Shiitake-Pilze stammen aus Asien. Shiitake-Pilze stammen aus Asien.

Noch vor etwa zehn Jahren kannte hier zu Lande kaum jemand die aus Asien stammenden Shiitake-Pilze – doch inzwischen haben die Newcomer Karriere gemacht und gewinnen zunehmend an kulinarischem Boden. Verständlich, denn sie sind pflegeleicht und zeichnen sich durch ein besonders feines Aroma aus. Was Shiitake-Pilze außerdem zu bieten haben, erfahren Sie hier.

Das sollten Sie über Shiitake-Pilze wissen

Herkunft: In  Japan und China kennt man Shiitake-Pilze schon seit Jahrhunderten; dort kommt er auch wild wachsend in Wäldern vor. In Europa und den USA sind Shiitake-Pilze voll im Trend, aber nicht in freier Natur zu finden. Die bei uns verkauften Shiitake-Pilze stammen daher das ganze Jahr aus deutschem und europäischem (teilweise auch biogischem) Anbau, wo sie in speziellen Gewächshäusern bei etwa 20° C und 80 % Luftfeuchtigkeit am üppigsten sprießen. Ursprünglich zog man Shiitake-Pilze auf Holz, inzwischen verwenden die Züchter aber natürliches Substrat (z. B. aus Sägemehl und Reiskleie) oder künstliches Substrat auf der Basis von Sägespänen aus Laubholz.

Aussehen: Typisch für Shiitake-Pilze ist ihr bis zu 15 cm breiter, bräunlicher bis rotbrauner Hut, der bei ganz jungen Pilzen oft leicht eingerollt wirkt. Die Lamellen von Shiitake-Pilzen stehen besonders eng aneinander und wechseln ihre Farbe je nach Alter: Ganz junge Pilze haben weiße Lamellen, bei etwas reiferen färben sie sich gelblich und bei älteren Expemplaren werden sie rotbraun. Das weiße bis bräunliche Fleisch von Shiitake-Pilzen ist saftig und fest. Mehr als bei allen anderen Zuchtpilzen erinnert ihr Aroma am meisten an das von Wildpilzen.

Wie gesund sind eigentlich Shiitake-Pilze?
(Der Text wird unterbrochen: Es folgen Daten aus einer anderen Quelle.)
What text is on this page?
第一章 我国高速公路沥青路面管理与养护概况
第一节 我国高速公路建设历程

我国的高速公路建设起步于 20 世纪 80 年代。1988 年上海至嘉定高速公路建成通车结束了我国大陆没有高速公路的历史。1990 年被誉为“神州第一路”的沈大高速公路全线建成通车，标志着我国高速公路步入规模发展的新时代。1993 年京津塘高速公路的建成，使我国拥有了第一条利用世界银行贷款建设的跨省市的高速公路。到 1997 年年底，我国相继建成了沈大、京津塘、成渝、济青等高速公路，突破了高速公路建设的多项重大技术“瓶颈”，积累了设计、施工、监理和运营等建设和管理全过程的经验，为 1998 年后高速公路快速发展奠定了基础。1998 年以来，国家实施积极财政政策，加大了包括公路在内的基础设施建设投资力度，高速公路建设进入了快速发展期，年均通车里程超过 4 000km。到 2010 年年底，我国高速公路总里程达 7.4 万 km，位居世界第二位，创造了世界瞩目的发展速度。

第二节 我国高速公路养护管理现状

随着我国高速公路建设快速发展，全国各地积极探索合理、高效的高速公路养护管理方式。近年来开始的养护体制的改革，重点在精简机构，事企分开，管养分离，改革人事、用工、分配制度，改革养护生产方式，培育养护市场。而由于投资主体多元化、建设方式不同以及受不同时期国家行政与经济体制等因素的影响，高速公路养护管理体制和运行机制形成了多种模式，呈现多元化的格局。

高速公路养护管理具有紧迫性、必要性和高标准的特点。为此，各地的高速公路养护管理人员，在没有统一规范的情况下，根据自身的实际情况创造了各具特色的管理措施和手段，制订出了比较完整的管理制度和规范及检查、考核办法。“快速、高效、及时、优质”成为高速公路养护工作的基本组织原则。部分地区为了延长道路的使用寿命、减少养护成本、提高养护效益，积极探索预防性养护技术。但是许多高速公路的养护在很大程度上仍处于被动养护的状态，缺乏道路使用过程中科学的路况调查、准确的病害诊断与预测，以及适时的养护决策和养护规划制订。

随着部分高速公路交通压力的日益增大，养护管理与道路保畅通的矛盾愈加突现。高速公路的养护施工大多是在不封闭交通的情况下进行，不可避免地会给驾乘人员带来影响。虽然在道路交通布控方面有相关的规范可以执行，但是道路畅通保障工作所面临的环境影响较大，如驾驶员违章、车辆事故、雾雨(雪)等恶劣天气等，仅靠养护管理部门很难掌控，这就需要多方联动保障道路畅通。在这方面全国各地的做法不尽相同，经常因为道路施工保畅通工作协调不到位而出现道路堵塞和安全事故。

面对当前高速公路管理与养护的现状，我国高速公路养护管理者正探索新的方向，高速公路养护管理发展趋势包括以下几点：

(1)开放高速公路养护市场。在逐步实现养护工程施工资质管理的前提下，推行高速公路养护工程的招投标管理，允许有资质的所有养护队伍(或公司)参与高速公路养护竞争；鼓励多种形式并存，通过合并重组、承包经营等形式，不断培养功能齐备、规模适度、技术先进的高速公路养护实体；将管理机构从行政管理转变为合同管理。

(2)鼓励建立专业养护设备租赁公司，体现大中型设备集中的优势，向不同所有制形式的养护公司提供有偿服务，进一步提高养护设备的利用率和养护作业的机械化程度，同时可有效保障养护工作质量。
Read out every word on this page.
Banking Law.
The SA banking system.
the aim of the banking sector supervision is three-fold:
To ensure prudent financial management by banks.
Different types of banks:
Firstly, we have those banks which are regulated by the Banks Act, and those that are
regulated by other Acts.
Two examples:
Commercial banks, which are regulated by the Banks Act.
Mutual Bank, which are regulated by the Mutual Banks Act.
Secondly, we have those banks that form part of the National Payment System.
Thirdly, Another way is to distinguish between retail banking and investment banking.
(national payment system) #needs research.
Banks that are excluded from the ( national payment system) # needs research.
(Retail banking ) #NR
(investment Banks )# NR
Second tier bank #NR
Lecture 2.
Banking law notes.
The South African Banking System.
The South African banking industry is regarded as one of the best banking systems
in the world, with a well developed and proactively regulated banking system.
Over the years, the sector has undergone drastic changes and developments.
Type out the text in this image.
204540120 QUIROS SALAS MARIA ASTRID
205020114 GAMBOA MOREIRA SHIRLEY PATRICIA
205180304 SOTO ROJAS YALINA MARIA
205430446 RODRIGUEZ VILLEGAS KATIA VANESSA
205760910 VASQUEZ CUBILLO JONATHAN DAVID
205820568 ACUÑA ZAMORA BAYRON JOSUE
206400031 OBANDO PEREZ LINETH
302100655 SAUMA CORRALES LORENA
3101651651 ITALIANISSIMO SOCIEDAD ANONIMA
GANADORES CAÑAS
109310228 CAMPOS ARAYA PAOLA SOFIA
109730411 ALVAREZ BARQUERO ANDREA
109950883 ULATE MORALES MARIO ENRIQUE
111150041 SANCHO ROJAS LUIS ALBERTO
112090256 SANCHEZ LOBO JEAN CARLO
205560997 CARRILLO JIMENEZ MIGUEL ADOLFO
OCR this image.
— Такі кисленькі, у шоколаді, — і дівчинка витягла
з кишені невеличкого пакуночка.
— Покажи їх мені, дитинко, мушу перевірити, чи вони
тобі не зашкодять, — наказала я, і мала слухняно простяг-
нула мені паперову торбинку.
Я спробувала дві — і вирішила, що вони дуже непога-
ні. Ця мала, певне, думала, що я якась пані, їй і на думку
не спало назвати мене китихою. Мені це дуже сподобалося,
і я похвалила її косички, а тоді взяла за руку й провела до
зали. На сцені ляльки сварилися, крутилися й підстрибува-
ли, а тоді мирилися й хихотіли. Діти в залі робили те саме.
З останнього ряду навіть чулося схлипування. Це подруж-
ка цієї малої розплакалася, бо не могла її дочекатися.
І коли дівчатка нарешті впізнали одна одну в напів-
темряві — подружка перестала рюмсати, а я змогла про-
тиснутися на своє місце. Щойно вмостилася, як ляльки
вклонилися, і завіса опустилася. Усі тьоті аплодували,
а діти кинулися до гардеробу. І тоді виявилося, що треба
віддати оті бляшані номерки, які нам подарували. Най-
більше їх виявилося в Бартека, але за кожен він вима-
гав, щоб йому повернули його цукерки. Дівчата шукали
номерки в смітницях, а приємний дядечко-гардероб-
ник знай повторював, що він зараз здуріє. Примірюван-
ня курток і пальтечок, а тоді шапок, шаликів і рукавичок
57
Inhaltsstoffe: Shiitake-Pilze punkten mit einem hohen Eiweißgehalt bei wenigen Kalorien und null Gramm Fett. An Vitaminen haben Shiitake-Pilze vor allem die Vitamine C und D zu bieten, die dem Nervensystem und den Knochen gut tun. Auch liefern Shiitake-Pilze etwas Vitamin B12. In der asiatischen Medizin wird der Shiitake seit Jahrhunderten als Heilpilz gegen Rheuma und hohen Cholesterinspiegel eingesetzt. Auch westliche Mediziner sprechen dem Shiitake-Pilz heilsame Eigenschaften zu: Schon geringe Mengen sollen dabei helfen, einen zu hohen Blutdruck oder Cholesterinspiegel zu senken und damit Kreislauferkrankungen vorzubeugen. Außerdem sollen Shiitake-Pilze vorbeugend gegen Viren wirke

Nährwerte für Shiitake-Pilze pro 100 Gramm  
Kalorien 42
Eiweiß 1,6 g
Fett 0 g
Kohlenhydrate 12 g
Ballaststoffe 2 g

Shiitake-Pilze - gut zu wissen:

In manchen Fällen kommt es nach dem Genuss von Shiitake-Pilzen zu allergischen Hautreaktionen, der sogenannten „ Shiitake-Dermatitis“. Der Ausschlag tritt sehr selten auf, kann aber bei dafür empfindlichen Menschen vorkommen. Verantwortlich dafür ist nach Meinung des Bundesinstituts für Risikobewertung (BfR) ein natürlicher Inhaltsstoff von Shiitake-Pilzen, das Polysaccharid Lentinan – derselbe Stoff, der nachweislich nützliche Abwehrkräfte im Körper stärkt. Manche Mediziner meinen, dass Lentinan nur zum Problem wird, wenn Shiitake-Pilze roh bzw. nur kurz angegart werden. Das BfR weist aber darauf hin, dass die Shiitake-Dermatitis auch bei stark erhitzten bzw. durchgegarten Pilzen vorkommen kann.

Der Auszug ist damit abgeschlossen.